И матушка передала девочке объемистую плетеную корзинку, не забыв предварительно заглянуть в нее, чтобы убедиться, что положила туда все, что нужно.
— Так, жестянка с оливками и три склянки с наливками, шесть мясных блюд с подливками и кофе со сливками, — перечисляла она, незаметно для себя заговорив стихами. — А также пирожки и горшочек масла. И на всякий случай надень, пожалуйста, свою шапочку.
— Что?! Это лиловое недоразумение? — возмутилась девочка.
— Да.
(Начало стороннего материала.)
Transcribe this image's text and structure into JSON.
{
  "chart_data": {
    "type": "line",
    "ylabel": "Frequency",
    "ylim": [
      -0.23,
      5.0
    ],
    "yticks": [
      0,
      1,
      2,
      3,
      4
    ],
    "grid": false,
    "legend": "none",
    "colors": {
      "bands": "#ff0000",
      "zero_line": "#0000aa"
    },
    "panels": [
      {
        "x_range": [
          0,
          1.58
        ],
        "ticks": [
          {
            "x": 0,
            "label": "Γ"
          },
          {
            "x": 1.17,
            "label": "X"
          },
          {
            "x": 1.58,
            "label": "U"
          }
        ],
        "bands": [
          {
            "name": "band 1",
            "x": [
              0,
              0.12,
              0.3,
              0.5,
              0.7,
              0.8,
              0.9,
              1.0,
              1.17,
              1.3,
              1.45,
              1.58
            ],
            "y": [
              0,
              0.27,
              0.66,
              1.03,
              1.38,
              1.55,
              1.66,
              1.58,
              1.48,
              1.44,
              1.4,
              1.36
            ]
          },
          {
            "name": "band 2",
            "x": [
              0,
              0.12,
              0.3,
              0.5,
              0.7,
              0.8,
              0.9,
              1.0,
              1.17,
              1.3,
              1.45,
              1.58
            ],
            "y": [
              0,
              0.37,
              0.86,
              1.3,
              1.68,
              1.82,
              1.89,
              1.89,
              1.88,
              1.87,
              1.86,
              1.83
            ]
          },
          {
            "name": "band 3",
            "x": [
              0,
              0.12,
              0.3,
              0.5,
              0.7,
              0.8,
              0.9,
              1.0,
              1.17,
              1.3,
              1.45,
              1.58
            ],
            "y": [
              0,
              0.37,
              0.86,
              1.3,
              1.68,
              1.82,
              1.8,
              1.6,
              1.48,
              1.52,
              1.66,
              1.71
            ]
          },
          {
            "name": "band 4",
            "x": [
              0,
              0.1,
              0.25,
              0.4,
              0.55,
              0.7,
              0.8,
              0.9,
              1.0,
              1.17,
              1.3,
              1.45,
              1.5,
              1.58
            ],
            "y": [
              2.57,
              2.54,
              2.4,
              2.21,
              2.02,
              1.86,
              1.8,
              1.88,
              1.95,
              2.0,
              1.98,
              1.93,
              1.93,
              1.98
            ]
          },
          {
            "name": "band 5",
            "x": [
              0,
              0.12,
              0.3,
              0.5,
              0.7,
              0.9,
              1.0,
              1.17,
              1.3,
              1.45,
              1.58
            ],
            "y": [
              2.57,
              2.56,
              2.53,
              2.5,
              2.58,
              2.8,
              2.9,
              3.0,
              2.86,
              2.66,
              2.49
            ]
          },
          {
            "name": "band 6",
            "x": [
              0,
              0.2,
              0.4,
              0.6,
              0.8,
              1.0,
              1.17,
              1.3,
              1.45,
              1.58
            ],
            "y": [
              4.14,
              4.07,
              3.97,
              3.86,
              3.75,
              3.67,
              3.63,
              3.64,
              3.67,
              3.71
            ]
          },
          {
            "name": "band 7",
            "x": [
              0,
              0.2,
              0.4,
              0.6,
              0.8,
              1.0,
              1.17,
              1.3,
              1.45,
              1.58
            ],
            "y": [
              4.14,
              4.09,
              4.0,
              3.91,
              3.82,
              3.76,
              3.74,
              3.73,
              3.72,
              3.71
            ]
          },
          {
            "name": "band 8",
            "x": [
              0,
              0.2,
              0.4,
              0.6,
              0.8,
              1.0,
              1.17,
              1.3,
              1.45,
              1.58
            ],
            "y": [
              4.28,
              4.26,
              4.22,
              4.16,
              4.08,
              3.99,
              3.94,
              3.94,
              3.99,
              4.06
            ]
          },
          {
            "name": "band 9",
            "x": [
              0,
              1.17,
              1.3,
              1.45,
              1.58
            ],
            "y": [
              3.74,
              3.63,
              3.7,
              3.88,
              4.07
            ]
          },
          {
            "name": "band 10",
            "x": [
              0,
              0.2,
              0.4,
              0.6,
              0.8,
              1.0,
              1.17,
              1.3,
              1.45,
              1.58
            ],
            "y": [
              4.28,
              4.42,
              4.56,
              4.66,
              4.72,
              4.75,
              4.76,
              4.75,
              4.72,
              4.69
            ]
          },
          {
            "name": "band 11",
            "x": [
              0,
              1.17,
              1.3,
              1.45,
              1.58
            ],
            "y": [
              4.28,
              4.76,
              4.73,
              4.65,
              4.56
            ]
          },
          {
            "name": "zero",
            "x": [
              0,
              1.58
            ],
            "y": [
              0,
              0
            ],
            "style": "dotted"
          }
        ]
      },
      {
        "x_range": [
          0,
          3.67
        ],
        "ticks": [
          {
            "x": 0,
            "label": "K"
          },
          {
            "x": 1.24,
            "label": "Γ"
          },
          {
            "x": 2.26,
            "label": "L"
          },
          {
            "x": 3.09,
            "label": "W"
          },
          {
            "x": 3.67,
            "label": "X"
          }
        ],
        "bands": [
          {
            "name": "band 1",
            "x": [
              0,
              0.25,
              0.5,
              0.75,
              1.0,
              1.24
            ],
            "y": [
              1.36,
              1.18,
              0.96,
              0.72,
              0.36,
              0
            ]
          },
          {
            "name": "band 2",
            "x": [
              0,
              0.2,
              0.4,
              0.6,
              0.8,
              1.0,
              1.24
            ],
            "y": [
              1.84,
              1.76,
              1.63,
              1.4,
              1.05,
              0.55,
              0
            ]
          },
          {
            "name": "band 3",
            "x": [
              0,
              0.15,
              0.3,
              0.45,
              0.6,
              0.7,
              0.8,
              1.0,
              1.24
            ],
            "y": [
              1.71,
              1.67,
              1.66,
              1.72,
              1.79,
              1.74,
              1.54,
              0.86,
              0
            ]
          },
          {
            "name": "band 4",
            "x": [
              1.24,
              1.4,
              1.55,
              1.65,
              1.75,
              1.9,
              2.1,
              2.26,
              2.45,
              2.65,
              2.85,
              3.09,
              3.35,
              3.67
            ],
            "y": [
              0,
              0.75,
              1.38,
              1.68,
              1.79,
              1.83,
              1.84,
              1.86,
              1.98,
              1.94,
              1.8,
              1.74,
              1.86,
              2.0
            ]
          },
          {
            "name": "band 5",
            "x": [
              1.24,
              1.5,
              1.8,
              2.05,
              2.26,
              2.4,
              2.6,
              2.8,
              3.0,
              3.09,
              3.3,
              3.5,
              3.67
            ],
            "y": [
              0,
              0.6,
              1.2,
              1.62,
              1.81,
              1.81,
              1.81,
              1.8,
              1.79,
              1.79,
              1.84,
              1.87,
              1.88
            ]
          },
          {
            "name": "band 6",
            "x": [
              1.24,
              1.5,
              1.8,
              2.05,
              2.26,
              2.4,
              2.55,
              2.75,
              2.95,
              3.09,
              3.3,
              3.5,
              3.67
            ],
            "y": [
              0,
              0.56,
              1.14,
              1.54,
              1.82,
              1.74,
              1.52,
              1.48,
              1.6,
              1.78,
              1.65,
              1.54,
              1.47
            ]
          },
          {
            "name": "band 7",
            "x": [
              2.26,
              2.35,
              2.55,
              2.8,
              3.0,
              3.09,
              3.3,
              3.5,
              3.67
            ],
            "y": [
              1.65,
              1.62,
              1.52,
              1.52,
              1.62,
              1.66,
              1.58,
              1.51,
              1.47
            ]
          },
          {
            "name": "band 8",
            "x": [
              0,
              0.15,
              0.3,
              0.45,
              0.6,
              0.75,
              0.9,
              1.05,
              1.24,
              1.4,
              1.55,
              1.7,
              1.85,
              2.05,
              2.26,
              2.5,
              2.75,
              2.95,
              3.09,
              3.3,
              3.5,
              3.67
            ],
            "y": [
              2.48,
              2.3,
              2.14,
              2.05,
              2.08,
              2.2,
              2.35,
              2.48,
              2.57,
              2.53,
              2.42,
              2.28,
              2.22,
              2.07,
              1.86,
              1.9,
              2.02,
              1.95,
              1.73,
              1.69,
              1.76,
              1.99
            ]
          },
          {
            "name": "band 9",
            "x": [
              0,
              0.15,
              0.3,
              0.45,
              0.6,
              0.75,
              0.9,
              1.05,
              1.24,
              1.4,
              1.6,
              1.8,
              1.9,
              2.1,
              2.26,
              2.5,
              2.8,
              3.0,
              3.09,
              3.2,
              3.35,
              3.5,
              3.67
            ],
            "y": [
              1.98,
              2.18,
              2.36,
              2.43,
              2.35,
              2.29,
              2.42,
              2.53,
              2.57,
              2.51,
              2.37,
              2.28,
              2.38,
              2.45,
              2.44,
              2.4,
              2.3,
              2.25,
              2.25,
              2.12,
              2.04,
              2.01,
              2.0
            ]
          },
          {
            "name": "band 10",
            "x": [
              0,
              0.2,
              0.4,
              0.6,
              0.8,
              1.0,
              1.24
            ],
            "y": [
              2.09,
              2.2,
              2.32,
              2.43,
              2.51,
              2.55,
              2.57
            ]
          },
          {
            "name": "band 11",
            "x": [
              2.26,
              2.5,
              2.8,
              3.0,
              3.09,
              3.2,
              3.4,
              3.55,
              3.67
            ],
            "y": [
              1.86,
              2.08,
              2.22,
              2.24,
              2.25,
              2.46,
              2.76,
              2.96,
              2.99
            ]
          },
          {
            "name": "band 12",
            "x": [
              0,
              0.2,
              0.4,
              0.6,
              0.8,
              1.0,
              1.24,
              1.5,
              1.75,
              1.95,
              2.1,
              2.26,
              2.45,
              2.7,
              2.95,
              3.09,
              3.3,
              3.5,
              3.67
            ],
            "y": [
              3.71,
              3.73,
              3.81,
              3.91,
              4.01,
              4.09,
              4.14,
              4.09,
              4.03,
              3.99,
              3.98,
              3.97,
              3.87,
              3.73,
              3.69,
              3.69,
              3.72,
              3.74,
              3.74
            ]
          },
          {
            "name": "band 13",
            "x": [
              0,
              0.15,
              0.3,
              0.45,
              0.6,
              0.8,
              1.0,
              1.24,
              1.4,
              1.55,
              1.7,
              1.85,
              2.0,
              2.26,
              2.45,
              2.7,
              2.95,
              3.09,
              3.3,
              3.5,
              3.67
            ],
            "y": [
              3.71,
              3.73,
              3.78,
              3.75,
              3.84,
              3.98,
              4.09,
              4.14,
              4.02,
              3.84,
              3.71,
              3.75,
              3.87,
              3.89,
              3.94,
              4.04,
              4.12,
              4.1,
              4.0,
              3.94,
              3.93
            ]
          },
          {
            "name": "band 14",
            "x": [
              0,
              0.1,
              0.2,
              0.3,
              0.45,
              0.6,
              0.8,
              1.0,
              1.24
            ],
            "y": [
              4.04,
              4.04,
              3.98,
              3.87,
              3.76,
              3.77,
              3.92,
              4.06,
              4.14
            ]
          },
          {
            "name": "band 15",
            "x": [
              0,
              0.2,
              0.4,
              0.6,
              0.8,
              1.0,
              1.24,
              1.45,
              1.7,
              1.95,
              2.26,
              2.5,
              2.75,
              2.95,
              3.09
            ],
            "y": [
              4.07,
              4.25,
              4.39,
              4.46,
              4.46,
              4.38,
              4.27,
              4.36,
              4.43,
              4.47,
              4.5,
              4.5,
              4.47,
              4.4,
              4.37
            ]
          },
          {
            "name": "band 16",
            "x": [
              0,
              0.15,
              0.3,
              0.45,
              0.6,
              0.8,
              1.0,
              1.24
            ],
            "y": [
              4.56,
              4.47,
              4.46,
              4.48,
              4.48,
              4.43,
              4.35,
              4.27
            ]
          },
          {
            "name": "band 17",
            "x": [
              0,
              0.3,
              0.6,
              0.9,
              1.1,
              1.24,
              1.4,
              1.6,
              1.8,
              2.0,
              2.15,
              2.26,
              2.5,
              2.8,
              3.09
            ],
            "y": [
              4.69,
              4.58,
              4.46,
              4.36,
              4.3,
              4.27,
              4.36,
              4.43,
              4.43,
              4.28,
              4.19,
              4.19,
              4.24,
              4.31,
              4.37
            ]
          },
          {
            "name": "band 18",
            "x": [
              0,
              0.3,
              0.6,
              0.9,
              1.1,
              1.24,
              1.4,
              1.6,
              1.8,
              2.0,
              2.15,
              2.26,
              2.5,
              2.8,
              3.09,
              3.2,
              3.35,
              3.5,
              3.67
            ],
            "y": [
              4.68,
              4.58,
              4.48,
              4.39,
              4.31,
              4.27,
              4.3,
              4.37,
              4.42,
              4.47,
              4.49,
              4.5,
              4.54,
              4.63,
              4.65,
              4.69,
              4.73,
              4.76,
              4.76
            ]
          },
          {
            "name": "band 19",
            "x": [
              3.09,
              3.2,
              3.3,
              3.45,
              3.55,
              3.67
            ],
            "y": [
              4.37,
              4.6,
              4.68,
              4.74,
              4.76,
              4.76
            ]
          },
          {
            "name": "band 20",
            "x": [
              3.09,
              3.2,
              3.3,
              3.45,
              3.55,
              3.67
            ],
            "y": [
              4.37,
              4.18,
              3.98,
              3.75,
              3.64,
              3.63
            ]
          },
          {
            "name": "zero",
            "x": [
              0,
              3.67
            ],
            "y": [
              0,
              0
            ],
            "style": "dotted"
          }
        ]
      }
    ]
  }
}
Хотя, на мой вкус, сей, с позволения сказать, головной убор…»
— Что за галиматья? — поморщился Пашка. — Сделай потише!
— Я тоже не улавливаю смысла, — признался я. — Кажется, что-то по мотивам русских народных сказок.
— С каких пор Шарль Перро стал выходцем из русского народа?
— Ну, французских.
— Не в том суть. Скажи лучше, куда подевалась твоя бдительная княжна?
— Понятия не имею.
Радио я сообразил включить только в две минуты первого, и то лишь после наводящего вопроса: «А как там дела у княжны?». Так что вступительную заставку мы прослушали и теперь терялись в догадках, суть которых Пашка выразил верно: что за галиматья? Часы показывали десять минут первого, однако никаких признаков «Ночных бдений» с ведущей Мариной Циничной в эфире не наблюдалось.
— Может, частота не та? — предположил Пашка.
— Шутишь? Я скорее свой адрес забуду. Или телефон.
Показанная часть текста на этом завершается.